Il colore venuto dallo spazio

di Richard Stanley

Richard Stanley torna alla regia folle con un film tratto da H.P. Lovecraft.

Color out of space recensione film stanley

Curiosa parabola quella di Richard Stanley, mai annoverato tra i registi di culto nonostante quel gioiello di Hardware - Metallo letale, horror cyberpunk tra i più visionari di sempre. Nel 1996 poi la sua morte artistica con il naufragio dell’adattamento de L’isola del dr. Moreau di Wells, passato poi nelle mani di John Frankenheimer. Così dopo anni di inattività il regista sudafricano torna con Il colore venuto dallo spazio, tratto da un racconto di H.P. Lovecraft e per di più con protagonista Nicholas Cage, ormai fidelizzato all’horror sopra le righe. Riproporre uno degli scrittori più saccheggiati e cinematograficamente più intraducibili è una sfida, ma l’ultima fatica di Stanley non si trincera unicamente nel cosmo del grande scrittore di Providence, allunga i suoi tentacoli verso la cinematografia dei maestri del genere, da Croneneberg a Carpenter (lovecraftiani d’elezione), fino a Brian Yuzna e al suo immaginario, inserendosi in quel filone dell’horror contemporaneo di qualità, lontano dal capolavoro ma anche dal flop tanto temuto.

Mentre la famiglia Gardner decide di isolarsi dal mondo contemporaneo in una fattoria del New England, uno strano meteorite dal colore viola fosforescente cade nei pressi della loro abitazione: dall’odore nauseante, quello strano oggetto venuto da lontano inizia a fondersi con la terra e a invadere ogni cosa.
Il colore venuto dallo spazio presenta un po’ tutte le ossessioni del regista: la magia e il paganesimo nella figlia goth che pratica incantesimi, il grottesco e lo strambo nel protagonista, un Nicholas Cage tenero ed eccessivo pater familias che alleva dei preziosissimi alpaca; e poi l’horror puro, con mostri mutaforma, possessioni e gore

Dopo un inizio lento e a tratti noioso, Il colore venuto dallo spazio è un film che torna alla materialità del genere, quella “cosa” che prende forma e si impossessa di madri amorevoli e apprensive tramutando l’uomo dell’era antropocentrica in essere inerme, allo stato vegetativo.
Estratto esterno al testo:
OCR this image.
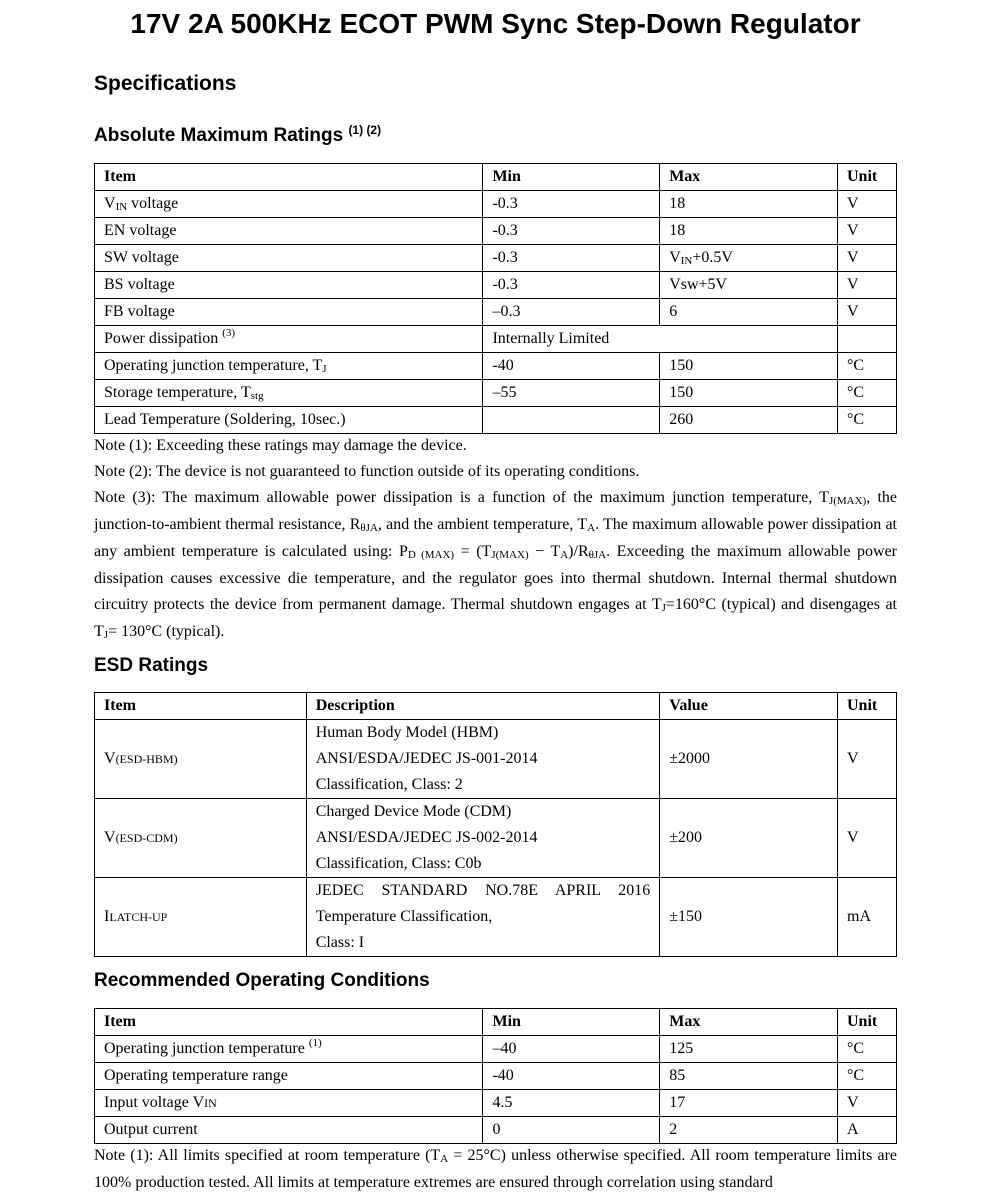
17V 2A 500KHz ECOT PWM Sync Step-Down Regulator
Specifications
Absolute Maximum Ratings $^{(1) (2)}$
Item	Min	Max	Unit
$V_{IN}$ voltage	-0.3	18	V
EN voltage	-0.3	18	V
SW voltage	-0.3	$V_{IN}+0.5V$	V
BS voltage	-0.3	Vsw+5V	V
FB voltage	–0.3	6	V
Power dissipation $^{(3)}$	Internally Limited		
Operating junction temperature, $T_J$	-40	150	°C
Storage temperature, $T_{stg}$	–55	150	°C
Lead Temperature (Soldering, 10sec.)		260	°C

Note (1): Exceeding these ratings may damage the device.

Note (2): The device is not guaranteed to function outside of its operating conditions.

Note (3): The maximum allowable power dissipation is a function of the maximum junction temperature, $T_{J(MAX)}$, the junction-to-ambient thermal resistance, $R_{\theta JA}$, and the ambient temperature, $T_A$. The maximum allowable power dissipation at any ambient temperature is calculated using: $P_{D (MAX)} = (T_{J(MAX)} - T_A)/R_{\theta JA}$. Exceeding the maximum allowable power dissipation causes excessive die temperature, and the regulator goes into thermal shutdown. Internal thermal shutdown circuitry protects the device from permanent damage. Thermal shutdown engages at $T_J=160^\circ C$ (typical) and disengages at $T_J= 130^\circ C$ (typical).

ESD Ratings
Item	Description	Value	Unit
V(ESD-HBM)	Human Body Model (HBM)
ANSI/ESDA/JEDEC JS-001-2014
Classification, Class: 2	±2000	V
V(ESD-CDM)	Charged Device Mode (CDM)
ANSI/ESDA/JEDEC JS-002-2014
Classification, Class: C0b	±200	V
ILATCH-UP	JEDEC STANDARD NO.78E APRIL 2016
Temperature Classification,
Class: I	±150	mA
Recommended Operating Conditions
Item	Min	Max	Unit
Operating junction temperature $^{(1)}$	–40	125	°C
Operating temperature range	-40	85	°C
Input voltage VIN	4.5	17	V
Output current	0	2	A

Note (1): All limits specified at room temperature $(T_A = 25^\circ C)$ unless otherwise specified. All room temperature limits are 100% production tested. All limits at temperature extremes are ensured through correlation using standard
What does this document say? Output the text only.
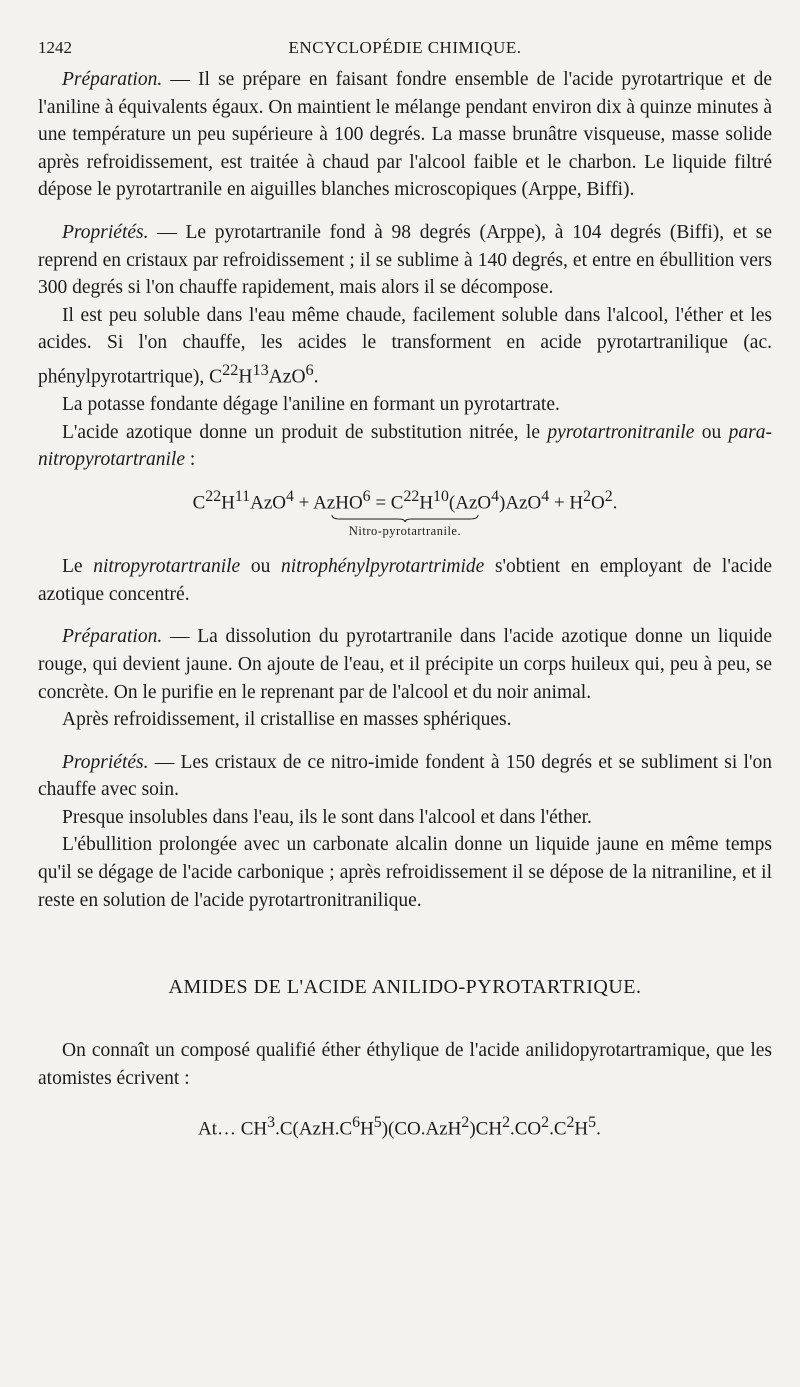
1242	ENCYCLOPÉDIE CHIMIQUE.

Préparation. — Il se prépare en faisant fondre ensemble de l'acide pyrotartrique et de l'aniline à équivalents égaux. On maintient le mélange pendant environ dix à quinze minutes à une température un peu supérieure à 100 degrés. La masse brunâtre visqueuse, masse solide après refroidissement, est traitée à chaud par l'alcool faible et le charbon. Le liquide filtré dépose le pyrotartranile en aiguilles blanches microscopiques (Arppe, Biffi).

Propriétés. — Le pyrotartranile fond à 98 degrés (Arppe), à 104 degrés (Biffi), et se reprend en cristaux par refroidissement ; il se sublime à 140 degrés, et entre en ébullition vers 300 degrés si l'on chauffe rapidement, mais alors il se décompose.

Il est peu soluble dans l'eau même chaude, facilement soluble dans l'alcool, l'éther et les acides. Si l'on chauffe, les acides le transforment en acide pyrotartranilique (ac. phénylpyrotartrique), $C^{22}H^{13}AzO^6$.

La potasse fondante dégage l'aniline en formant un pyrotartrate.

L'acide azotique donne un produit de substitution nitrée, le pyrotartronitranile ou para-nitropyrotartranile :

$C^{22}H^{11}AzO^4$ + AzHO$^6$ = $C^{22}H^{10}(AzO^4)AzO^4 + H^2O^2$.
Nitro-pyrotartranile.

Le nitropyrotartranile ou nitrophénylpyrotartrimide s'obtient en employant de l'acide azotique concentré.

Préparation. — La dissolution du pyrotartranile dans l'acide azotique donne un liquide rouge, qui devient jaune. On ajoute de l'eau, et il précipite un corps huileux qui, peu à peu, se concrète. On le purifie en le reprenant par de l'alcool et du noir animal.

Après refroidissement, il cristallise en masses sphériques.

Propriétés. — Les cristaux de ce nitro-imide fondent à 150 degrés et se subliment si l'on chauffe avec soin.

Presque insolubles dans l'eau, ils le sont dans l'alcool et dans l'éther.

L'ébullition prolongée avec un carbonate alcalin donne un liquide jaune en même temps qu'il se dégage de l'acide carbonique ; après refroidissement il se dépose de la nitraniline, et il reste en solution de l'acide pyrotartronitranilique.

AMIDES DE L'ACIDE ANILIDO-PYROTARTRIQUE.

On connaît un composé qualifié éther éthylique de l'acide anilidopyrotartramique, que les atomistes écrivent :

At… $CH^3.C(AzH.C^6H^5)(CO.AzH^2)CH^2.CO^2.C^2H^5$.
L’escalation di follia di un regista da sempre etichettato come “pazzo e intrattabile”, per anni sparito dalla scena, diventa un film che forse è anche l’altra faccia della sua creazione artistica, un percorso verso la distruzione.
L’uomo dominatore di questi tempi, sicuro di poter salvare un mondo ormai alla deriva aggrappandosi a futili scelte “bio”, è ancora una volta annientato dall’ignoto. Natura matrigna o semplicemente caos che sfugge al controllo? Un film che visto ora porta a una riflessione in più. Quanto siamo padroni di noi stessi?
La cosa dallo spazio profondo arriva con un impatto virulento e mette a nudo la nostra vulnerabilità, il nostro essere transitori e non più al centro di un universo che continua indisturbato il suo corso. Un meteorite che diventa virus, mostro e psicosi, contamina le acque e dà vita a fiori tanto belli quanto letali. E non mancano creature tentacolari, mutazioni biologiche, sangue e paura. L’approccio di Stanley è sì eccessivo ma allo stesso tempo smaliziato, ciò che lo spettatore si aspetta dal film viene mostrato pur rimanendo fuori dalla prevedibilità dei soliti escamotage del genere. Si ritorna a un horror poco cerebrale ma sempre ricco di spunti per leggere la realtà fuori dalla nostra finestra.
Mentre il mondo contemporaneo si affanna a trovare risposte, ancora una volta Lovecraft ci parla dell’oggi. E Richard Stanley sa come materializzarlo.